The Egyptian government blocked Ali Salem, one of Egypt’s most eminent playwrights, from personally accepting an honorary degree from Ben-Gurion University. Amr Waked, an Egyptian actor, was reprimanded by the actors’ union for appearing in a U.S. miniseries opposite an Israeli actor.

In 2004, a Cairo judge banned the formation of an Egyptian-Israeli friendship society. In the same year, the speaker of Egypt’s parliament rejected an Israeli invitation to address the Knesset to commemorate the 25th anniversary of  the peace treaty. Last year, opposition politicians protested when the Israeli ambassador suggested that Hebrew be added to the list of foreign languages in the Egyptian school curriculum. Meanwhile, several members of parliament campaigned to stop an annual Israeli pilgrimage to the grave of a famous Moroccan-born rabbi buried north of Cairo.

The Egyptian media, both state-owned and private, have regularly carried anti-Israel and anti-Semitic content, bashing Israel for its settlement policies in the West Bank and its treatment of the Palestinians. Egyptian school texts have defamed Israel and Jews. In 2002, Egyptian state television broadcast an inflammatory series, Horseman without a Horse, adapted from the Protocols of the Elders of Zion.
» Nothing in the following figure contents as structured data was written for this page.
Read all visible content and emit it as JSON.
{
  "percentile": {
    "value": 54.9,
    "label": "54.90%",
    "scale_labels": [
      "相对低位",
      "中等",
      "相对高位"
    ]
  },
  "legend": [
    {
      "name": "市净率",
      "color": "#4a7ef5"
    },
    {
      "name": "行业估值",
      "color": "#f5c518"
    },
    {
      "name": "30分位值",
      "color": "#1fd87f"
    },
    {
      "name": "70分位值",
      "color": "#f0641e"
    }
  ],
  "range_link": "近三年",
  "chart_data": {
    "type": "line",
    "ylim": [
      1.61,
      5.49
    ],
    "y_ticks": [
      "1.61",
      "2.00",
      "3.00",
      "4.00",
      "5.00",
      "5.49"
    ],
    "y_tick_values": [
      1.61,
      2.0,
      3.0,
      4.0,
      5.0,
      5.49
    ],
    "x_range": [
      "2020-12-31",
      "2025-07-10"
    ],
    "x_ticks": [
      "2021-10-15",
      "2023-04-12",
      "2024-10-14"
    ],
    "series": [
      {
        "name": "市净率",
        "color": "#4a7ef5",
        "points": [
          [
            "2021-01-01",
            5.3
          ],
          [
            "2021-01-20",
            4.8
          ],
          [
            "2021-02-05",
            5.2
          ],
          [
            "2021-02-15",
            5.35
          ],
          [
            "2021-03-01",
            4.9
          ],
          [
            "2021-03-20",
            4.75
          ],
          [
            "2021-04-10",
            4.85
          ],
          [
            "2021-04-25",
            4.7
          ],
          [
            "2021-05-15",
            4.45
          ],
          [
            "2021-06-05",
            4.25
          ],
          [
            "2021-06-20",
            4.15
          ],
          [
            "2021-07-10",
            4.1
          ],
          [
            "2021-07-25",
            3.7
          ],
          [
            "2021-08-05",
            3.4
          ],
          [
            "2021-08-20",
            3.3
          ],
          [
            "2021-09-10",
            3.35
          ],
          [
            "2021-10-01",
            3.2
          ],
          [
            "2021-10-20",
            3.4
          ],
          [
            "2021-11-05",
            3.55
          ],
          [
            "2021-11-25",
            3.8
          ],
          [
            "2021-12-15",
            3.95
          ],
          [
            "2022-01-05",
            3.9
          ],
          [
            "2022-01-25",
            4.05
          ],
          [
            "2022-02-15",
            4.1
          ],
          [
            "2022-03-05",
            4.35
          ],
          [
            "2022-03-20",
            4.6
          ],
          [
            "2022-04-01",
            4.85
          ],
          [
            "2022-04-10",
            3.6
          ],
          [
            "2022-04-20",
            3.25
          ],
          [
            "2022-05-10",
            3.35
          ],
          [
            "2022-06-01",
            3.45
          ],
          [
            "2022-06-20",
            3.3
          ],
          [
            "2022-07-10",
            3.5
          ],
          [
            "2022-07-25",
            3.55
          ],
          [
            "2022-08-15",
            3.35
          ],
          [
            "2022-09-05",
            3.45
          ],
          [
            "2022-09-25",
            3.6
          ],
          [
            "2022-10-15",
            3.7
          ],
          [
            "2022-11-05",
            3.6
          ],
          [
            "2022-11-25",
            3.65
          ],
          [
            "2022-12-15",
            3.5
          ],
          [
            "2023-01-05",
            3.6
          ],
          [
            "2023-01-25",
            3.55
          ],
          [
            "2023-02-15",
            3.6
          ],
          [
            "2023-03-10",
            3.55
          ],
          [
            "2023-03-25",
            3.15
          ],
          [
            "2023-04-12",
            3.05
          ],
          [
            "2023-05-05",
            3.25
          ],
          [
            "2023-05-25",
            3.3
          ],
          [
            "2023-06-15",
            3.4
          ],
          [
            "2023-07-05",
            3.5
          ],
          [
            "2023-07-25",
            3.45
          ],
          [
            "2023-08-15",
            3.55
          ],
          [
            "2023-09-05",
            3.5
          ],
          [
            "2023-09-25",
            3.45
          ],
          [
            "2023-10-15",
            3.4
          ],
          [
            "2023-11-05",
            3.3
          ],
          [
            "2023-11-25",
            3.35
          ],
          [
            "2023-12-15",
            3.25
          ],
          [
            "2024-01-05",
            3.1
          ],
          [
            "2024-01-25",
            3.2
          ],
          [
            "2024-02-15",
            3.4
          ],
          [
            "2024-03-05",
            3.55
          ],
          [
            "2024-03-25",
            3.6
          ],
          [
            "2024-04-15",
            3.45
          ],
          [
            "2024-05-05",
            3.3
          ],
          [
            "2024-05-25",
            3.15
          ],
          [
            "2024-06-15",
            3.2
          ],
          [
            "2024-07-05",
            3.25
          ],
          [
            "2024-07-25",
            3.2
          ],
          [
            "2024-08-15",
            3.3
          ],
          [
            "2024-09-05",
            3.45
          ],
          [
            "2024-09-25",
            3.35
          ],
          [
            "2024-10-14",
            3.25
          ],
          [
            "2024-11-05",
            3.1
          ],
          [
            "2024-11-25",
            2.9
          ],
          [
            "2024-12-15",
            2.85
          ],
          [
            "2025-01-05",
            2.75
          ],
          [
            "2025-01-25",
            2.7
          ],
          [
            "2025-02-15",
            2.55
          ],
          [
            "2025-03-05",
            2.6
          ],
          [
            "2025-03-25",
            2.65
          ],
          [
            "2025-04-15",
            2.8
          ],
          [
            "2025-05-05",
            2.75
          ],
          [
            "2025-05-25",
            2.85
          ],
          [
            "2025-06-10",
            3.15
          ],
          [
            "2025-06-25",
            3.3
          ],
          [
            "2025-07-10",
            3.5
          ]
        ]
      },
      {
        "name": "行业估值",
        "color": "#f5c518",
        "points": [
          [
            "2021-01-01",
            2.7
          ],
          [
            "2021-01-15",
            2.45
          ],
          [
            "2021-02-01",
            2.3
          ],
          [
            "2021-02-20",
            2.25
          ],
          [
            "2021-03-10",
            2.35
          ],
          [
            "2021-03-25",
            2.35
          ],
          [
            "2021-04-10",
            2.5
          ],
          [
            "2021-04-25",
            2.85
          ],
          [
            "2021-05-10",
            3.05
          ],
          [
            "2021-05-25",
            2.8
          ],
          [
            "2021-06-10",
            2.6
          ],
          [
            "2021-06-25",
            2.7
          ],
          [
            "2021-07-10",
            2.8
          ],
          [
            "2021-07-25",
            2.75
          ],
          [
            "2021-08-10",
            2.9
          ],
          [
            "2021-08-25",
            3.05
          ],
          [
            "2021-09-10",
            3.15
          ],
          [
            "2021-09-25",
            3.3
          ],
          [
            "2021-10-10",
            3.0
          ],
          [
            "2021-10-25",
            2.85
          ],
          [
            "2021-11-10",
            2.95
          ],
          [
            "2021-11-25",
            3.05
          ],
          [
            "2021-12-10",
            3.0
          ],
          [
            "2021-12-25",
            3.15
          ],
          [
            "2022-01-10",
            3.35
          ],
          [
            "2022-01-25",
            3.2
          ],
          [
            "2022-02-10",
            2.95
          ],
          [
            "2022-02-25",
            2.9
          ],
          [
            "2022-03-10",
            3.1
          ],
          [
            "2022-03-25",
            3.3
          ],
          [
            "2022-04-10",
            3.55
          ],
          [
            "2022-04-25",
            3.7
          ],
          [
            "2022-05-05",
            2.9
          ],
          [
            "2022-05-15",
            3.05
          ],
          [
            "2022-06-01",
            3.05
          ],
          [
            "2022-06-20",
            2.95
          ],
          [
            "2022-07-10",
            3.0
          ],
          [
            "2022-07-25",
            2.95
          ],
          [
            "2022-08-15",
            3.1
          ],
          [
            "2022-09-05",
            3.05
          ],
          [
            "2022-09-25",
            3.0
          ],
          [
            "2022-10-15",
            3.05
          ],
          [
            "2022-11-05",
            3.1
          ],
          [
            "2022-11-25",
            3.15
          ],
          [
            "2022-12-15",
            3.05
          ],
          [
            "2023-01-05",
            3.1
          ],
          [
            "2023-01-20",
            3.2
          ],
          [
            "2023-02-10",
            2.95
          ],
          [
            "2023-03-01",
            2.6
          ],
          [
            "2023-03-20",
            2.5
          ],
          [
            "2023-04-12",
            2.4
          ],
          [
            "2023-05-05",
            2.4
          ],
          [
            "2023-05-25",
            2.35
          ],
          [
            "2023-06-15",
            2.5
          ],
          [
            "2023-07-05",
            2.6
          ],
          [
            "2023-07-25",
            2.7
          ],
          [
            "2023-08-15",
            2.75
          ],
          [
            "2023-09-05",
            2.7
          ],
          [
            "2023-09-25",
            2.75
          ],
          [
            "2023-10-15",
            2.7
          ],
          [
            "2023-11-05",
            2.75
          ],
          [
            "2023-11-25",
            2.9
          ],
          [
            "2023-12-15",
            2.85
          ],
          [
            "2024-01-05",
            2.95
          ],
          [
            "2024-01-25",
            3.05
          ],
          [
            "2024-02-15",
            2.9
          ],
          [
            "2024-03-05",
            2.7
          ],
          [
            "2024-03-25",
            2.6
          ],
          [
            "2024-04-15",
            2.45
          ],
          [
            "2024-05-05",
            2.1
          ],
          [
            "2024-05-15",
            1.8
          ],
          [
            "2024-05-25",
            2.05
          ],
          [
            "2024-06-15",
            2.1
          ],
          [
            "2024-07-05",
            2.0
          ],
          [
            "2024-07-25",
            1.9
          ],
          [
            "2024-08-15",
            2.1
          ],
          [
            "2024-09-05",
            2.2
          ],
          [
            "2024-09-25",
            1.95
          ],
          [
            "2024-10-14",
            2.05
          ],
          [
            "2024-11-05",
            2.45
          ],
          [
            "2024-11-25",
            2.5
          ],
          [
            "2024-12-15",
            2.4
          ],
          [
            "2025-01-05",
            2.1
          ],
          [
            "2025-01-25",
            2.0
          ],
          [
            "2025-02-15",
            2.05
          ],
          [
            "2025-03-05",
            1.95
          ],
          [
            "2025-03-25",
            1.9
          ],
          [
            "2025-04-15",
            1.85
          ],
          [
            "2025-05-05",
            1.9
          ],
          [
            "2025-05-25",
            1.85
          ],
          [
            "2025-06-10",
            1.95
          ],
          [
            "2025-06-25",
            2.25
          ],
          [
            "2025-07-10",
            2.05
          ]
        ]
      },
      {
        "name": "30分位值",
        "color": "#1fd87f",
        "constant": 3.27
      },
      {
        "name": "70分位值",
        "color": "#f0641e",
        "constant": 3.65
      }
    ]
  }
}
Keenly aware of anti-Israel currents, Mubarak has never visited Israel, except for a three-hour trip in 1995 to attend prime minister Yitzhak Rabin’s funeral.

Anti-Israel feeling has also been whipped by Israeli reports that 250 Egyptian prisoners of war were shot during the Six Day War, by the convictions of Egyptians accused of spying for Israel and by Israel’s refusal to give up its nuclear arsenal and sign the Nuclear Non-Proliferation Treaty.

Despite the acrimony, Israel and Egypt are  committed to preserving the treaty, realizing that its abrogation would serve no one’s interest and could be destabilizing. Three decades ago, the Middle East turned a corner when Israel and Egypt made peace, but Israel must surely wonder whether the Arabs will ever produce another figure like Sadat.